The chief said the most complaints about parking came residents at The Point, detailing people parking trucks with horse trailers along the streets.
“Since the majority of the streets in the point area are all posted as ‘No Parking,’” the chief added in the memo, “there is really no place a person can legally park a horse trailer in that area other than on private property. It is my opinion that advertising this area as a location for horse owners to be able to access the beach when there is nowhere for them to park in that area unless they own property there is counterproductive and contributing to the problem.”

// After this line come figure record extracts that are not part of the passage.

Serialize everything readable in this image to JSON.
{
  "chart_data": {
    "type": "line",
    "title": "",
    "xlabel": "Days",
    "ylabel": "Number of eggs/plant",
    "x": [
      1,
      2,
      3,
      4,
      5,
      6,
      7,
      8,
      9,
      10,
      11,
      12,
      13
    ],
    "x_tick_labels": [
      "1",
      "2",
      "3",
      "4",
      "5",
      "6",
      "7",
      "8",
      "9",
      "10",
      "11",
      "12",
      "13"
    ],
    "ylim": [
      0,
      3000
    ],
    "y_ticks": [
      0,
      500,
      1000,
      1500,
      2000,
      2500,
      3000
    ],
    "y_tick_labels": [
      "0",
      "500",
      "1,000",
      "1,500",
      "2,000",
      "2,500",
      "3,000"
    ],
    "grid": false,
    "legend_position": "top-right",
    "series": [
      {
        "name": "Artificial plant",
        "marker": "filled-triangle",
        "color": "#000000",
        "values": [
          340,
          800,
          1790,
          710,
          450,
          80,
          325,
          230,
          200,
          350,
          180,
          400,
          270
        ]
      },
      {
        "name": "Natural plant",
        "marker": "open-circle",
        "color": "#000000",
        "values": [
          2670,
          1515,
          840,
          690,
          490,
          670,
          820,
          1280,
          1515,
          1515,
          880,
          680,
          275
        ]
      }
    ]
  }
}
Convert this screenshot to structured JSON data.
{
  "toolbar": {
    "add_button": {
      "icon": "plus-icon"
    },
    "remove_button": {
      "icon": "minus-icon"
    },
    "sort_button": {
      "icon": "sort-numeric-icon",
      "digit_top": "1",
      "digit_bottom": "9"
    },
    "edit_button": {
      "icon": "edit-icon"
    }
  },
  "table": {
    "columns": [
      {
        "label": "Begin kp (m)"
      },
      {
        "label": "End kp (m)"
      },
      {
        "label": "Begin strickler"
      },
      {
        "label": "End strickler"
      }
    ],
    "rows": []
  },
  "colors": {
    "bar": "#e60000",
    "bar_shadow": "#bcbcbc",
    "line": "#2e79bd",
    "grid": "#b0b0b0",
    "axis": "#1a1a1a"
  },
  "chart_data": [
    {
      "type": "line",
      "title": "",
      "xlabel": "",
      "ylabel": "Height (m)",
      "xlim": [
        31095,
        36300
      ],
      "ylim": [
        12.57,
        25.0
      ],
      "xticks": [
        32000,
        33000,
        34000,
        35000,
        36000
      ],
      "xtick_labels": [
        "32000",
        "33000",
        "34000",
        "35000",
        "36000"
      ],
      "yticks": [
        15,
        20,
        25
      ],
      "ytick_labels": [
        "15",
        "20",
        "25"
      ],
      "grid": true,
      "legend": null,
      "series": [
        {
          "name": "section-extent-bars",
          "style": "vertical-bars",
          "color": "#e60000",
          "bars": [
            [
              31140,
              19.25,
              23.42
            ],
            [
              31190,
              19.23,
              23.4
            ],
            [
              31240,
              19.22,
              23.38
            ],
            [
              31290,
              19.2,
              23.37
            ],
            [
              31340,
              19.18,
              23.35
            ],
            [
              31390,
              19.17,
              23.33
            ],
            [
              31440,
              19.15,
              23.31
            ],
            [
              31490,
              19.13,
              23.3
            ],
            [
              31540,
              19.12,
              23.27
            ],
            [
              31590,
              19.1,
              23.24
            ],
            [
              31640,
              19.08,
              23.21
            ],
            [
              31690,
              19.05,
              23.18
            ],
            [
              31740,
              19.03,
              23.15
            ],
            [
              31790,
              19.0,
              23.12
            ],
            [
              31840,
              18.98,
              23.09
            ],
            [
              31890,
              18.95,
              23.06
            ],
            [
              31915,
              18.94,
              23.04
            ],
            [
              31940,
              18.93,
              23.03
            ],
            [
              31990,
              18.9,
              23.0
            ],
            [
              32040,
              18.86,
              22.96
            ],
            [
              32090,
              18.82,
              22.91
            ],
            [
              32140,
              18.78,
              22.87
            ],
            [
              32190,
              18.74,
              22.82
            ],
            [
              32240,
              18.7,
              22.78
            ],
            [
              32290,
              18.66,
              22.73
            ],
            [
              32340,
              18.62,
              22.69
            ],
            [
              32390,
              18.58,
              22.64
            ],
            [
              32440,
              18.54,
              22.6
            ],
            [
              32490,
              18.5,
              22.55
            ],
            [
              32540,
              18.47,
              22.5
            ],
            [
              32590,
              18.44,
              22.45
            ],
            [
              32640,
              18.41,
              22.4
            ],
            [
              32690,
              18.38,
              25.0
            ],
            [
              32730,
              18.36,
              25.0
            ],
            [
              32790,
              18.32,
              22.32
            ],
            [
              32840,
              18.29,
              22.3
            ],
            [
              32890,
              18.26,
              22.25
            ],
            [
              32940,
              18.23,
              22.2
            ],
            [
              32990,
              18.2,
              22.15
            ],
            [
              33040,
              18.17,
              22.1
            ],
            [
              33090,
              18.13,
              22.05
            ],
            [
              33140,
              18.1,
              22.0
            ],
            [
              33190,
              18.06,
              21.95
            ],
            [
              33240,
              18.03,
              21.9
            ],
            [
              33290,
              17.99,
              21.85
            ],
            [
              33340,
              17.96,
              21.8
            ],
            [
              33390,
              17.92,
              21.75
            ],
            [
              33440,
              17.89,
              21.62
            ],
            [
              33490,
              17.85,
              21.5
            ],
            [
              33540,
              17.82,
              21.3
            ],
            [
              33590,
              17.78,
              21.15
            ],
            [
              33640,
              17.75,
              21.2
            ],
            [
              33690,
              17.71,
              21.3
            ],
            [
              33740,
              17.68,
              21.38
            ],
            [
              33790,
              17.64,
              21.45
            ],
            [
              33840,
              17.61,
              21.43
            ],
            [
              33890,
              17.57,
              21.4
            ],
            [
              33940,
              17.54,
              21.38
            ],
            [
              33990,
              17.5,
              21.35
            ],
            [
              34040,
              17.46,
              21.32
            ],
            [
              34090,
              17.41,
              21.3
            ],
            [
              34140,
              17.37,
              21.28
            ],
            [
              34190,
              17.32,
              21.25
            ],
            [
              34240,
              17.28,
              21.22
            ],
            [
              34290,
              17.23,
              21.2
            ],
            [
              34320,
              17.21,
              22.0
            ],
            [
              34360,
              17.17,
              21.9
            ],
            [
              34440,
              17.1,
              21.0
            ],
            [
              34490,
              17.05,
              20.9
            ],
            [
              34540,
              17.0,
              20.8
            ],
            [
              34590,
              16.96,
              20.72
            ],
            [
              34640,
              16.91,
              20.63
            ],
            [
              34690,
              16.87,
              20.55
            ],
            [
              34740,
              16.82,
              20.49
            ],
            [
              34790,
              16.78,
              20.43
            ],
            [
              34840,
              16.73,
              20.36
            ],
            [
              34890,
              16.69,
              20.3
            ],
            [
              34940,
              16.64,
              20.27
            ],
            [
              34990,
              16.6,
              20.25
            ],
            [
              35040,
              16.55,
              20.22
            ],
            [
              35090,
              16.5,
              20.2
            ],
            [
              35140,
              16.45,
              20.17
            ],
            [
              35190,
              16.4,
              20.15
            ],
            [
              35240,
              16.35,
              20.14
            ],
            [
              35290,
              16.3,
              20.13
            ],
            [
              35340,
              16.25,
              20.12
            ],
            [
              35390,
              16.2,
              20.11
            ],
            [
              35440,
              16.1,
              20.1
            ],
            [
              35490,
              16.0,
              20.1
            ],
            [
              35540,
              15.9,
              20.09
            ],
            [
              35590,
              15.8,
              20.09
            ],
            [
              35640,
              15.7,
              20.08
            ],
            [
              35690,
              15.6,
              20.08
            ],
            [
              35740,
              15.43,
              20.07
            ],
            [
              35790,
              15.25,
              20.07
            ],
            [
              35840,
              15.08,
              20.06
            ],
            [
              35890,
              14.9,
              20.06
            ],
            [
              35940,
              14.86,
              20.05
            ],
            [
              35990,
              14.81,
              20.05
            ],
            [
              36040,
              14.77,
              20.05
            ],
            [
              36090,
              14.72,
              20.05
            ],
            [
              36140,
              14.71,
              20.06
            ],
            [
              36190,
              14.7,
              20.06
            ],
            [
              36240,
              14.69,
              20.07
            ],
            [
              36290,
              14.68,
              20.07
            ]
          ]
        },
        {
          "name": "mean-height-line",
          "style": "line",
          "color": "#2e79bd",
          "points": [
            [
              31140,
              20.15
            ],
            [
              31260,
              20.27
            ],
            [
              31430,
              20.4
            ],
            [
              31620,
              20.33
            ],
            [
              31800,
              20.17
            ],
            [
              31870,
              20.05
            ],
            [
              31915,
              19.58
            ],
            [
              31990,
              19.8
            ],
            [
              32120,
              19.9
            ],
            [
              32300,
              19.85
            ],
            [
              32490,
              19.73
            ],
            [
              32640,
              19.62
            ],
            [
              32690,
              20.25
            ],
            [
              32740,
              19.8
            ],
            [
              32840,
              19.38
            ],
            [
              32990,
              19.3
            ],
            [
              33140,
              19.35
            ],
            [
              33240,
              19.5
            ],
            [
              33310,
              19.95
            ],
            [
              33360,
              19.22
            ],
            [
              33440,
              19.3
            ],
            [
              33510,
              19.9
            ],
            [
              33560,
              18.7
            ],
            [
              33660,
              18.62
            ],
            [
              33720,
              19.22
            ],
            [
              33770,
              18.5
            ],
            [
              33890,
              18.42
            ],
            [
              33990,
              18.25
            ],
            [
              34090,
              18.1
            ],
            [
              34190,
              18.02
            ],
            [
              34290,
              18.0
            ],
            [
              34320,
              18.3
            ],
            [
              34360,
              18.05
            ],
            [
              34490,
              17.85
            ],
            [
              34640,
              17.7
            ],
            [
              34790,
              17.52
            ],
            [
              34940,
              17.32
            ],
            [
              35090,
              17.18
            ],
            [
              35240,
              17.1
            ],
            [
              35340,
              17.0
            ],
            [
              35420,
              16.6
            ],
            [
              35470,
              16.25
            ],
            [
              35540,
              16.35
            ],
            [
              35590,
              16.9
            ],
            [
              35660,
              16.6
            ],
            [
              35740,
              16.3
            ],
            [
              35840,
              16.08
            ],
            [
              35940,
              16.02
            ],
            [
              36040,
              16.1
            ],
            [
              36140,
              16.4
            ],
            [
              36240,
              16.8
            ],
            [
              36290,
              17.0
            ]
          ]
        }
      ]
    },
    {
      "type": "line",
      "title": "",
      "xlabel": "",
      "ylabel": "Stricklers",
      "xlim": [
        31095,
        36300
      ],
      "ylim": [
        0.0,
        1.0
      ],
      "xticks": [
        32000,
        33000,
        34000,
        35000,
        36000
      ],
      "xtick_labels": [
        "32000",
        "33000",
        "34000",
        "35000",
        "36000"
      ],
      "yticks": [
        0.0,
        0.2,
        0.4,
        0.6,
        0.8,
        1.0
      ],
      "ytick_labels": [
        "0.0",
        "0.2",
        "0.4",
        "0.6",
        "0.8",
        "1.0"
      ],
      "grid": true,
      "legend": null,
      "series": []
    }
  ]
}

As a result, he recommends the town cease mentioning the vehicular beach access ramp at The Point as an access point for horses and riders or, alternatively, identifying and designating an area there for horse trailer parking.
He does not recommend making the access at The Point off-limits for riders, “since there may be property owners at the point, or friends of property owners, that would be able to legally park their horse trailer on private property.”
Regarding horse feces, the chief’s memo said the current town ordinance requires a rider to immediately pick up and remove horse feces and prohibits the burial of such waste on the beach or disposal of it in the ocean.
“On multiple occasions this year, the department has responded to complaints from residents about riders either not picking up feces deposited by their horses or burying the feces in the sand so that it is uncovered and washed along the beach when the tide comes in,” Chief Reese wrote in the memo.
He recommends the town require an annual permit for people to ride a horse on the beach, partly to educate them on rules, similar to the beach driving permit. He also recommends riders provide the department a recent blood test used to identify the presence of antibodies for Equine Infectious Anemia, or EIA, an infectious and potentially fatal disease, and that “all horses being ridden off private property in Emerald Isle be equipped with a bun bag, also called a manure catcher.”
Other items on the Tuesday night agenda include updates on the new paid parking system at the two major beach accesses and general parking, an update on the beach safety program and a proposed update to the town noise ordinance to include maximum decibel levels allowed.